Music grad's career hits the ground running

Fri, Jan 20 2012


Melanie HankewichMusic program alumna Melanie Hankewich (Belle Plaine) is beginning her career in full stride. CBC Radio 3’s Grant Lawrence named her his discovery of the 2010 Regina Folk Festival. She was voted Regina’s Best Singer in 2010 and 2011 by Prairie Dog Magazine and was awarded the additional title of Best Solo Act in 2011. Her uncommonly beautiful voice causes audiences to sit up and take notice wherever she performs.

Kelley Jo Burke of CBC’s SoundXchange recently said, “If Patsy Cline and Blossom Dearie had a love child she would sing like Belle Plaine. Belle’s voice is old timey and jazzy. It has twang, crystal bells and swing… all of a sudden your cheatin’ heart has a very dry martini in hand, and you’re hearing something both timeless and brand new.”

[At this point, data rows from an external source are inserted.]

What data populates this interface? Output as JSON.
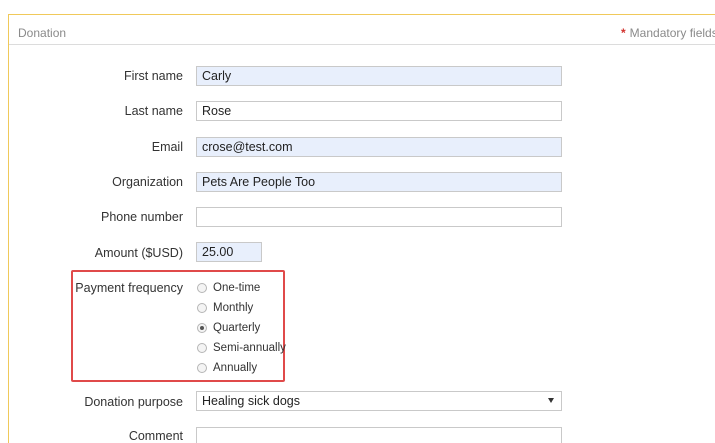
{
  "header": {
    "title": "Donation",
    "mandatory_star": "*",
    "mandatory_label": "Mandatory fields"
  },
  "fields": {
    "first_name": {
      "label": "First name",
      "value": "Carly"
    },
    "last_name": {
      "label": "Last name",
      "value": "Rose"
    },
    "email": {
      "label": "Email",
      "value": "crose@test.com"
    },
    "organization": {
      "label": "Organization",
      "value": "Pets Are People Too"
    },
    "phone": {
      "label": "Phone number",
      "value": ""
    },
    "amount": {
      "label": "Amount ($USD)",
      "value": "25.00"
    },
    "payment_frequency": {
      "label": "Payment frequency",
      "options": [
        "One-time",
        "Monthly",
        "Quarterly",
        "Semi-annually",
        "Annually"
      ],
      "selected": "Quarterly"
    },
    "donation_purpose": {
      "label": "Donation purpose",
      "value": "Healing sick dogs"
    },
    "comment": {
      "label": "Comment",
      "value": ""
    }
  },
  "colors": {
    "highlight_box": "#e04a4a",
    "autofill_bg": "#e8effc",
    "panel_border": "#f0c95a"
  }
}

Belle Plaine’s first full-length album, Notes from a Waitress, is a throwback to the vocal jazz of the 1960’s - think Peggy Lee, Julie London. Smart lyrics paired with a smokin’ band.
Born and raised on a farm in Saskatchewan, Belle Plaine is a true prairie girl. A performer by the age of five, she began classical voice lessons at six. From that early age, she knew she wanted to write songs and perform. When she moved to Edmonton in 1998 to study jazz at MacEwan University, her focus shifted toward a more technical aspect of music. After graduation she worked in a Calgary recording studio and occasionally sang jingles for commercial radio, but the work felt meaningless. “I gave up on music, I’d lost touch with my own voice,” she recalls. “I had years of education, but artistically I felt drained.” After two years at the studio, Plaine enrolled at the University of Victoria as an environmental science major. Science was not the right choice, but she fell in love with Victoria’s vibrant arts community and she began to sing and write songs again.

Soon after, an itch to travel carried her to Sydney, Australia, where she waitressed and played gigs with random musicians, working on pub shows, garage demos and back-up vocals.

In 2006, she returned to Saskatchewan with notebooks filled with words and melodies, and a desire to develop a stage persona. When she happened to drive by the village of Belle Plaine, the name stuck, and she adopted it as her own. Melanie Hankewich began to perform full-time as Belle Plaine in early 2010. “It just feels good to sing for people. It’s what I do the best, more than anything. It’s about time I’m doing it for a living.”